Ia menjelaskan, harga yang semakin mahal tentunya membawa keuntungan bagi para petani sawit dan perusahaan produsen CPO (Crude Palm Oil). Hanya saja, kata dia, membawa nestapa bagi konsumen minyak goreng Indonesia.
"Sudah seharusnya pemerintah memikirkan berbagai upaya agar produsen atau pelaku usaha tetap mendapatkan keuntungan dan konsumen mendapatkan jaminan ketersediaan dengan harga yang terjangkau," ujar Yeka.
Ia menambahkan, melalui kebijakan Domestic Market Obligation (DMO) dan Domestic Price Obligation (DPO), serta Harga Eceran Tertinggi (HET) Minyak Goreng, pemerintah lewat Kementerian Perdagangan telah berupaya meramu kebijakan dalam menjamin ketersediaan minyak goreng dengan harga terjangkau.

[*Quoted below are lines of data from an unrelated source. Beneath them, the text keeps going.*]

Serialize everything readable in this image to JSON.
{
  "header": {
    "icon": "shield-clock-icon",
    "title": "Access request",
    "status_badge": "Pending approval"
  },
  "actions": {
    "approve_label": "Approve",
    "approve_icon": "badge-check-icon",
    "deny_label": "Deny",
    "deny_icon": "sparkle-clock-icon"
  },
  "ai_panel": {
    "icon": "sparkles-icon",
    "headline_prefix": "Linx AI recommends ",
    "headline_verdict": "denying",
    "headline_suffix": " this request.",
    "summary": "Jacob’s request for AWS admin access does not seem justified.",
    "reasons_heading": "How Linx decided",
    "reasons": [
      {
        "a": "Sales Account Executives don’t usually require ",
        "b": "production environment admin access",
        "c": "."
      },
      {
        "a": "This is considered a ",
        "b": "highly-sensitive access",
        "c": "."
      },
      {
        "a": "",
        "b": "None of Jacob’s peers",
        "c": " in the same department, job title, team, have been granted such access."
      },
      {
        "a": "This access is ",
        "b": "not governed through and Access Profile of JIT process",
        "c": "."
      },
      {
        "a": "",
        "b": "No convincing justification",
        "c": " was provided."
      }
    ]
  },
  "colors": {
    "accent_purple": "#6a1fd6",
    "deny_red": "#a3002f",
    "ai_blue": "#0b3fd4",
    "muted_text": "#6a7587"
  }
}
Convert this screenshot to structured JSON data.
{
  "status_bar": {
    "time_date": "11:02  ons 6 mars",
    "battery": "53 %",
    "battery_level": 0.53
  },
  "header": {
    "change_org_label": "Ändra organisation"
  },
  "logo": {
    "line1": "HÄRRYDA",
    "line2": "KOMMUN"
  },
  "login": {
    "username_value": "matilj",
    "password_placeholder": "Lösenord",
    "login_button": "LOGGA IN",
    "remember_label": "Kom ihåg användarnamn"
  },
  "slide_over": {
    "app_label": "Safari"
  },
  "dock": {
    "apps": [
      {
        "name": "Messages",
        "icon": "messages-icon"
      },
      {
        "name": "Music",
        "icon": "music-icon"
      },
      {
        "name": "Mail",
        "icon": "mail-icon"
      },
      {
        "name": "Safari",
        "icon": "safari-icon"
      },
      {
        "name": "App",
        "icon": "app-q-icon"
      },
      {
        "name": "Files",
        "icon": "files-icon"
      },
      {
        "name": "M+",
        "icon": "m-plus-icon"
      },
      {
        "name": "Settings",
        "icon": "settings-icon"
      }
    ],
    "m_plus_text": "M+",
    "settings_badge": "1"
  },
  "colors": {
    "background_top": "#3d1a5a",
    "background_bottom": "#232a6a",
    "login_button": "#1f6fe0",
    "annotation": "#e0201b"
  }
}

Ditetapkan, minyak Goreng curah dibatasi paling mahal Rp 11.500 per liter, Minyak Goreng Kemasan Sederhana dibatasi paling mahal Rp 13.500 per liter dan Minyak Goreng Kemasan Premium dibatasi paling mahal Rp 14.000 per liter. Harga itu semua harus berlaku di setiap pasar.
Dengan penerapan DMO yang diikuti oleh DPO, pemerintah mengintervensi atau memaksa pelaku usaha untuk mengurangi keuntungannya dari aktivitas ekspor CPO dan olahannya. "Pengurangan keuntungan oleh pelaku usaha itu yang diberikan kepada masyarakat Indonesia dalam bentuk minyak goreng sesuai dengan HET. Apakah ini berhasil?" Kata Yeka.
Faktanya, lanjut dia, sebelum kebijakan itu dikeluarkan minyak goreng tersedia namun harganya mahal. Setelah adanya kebijakan tersebut, minyak goreng justru menjadi langka. "Per hari ini isunya berubah jadi langka dan harganya masih mahal," tegasnya.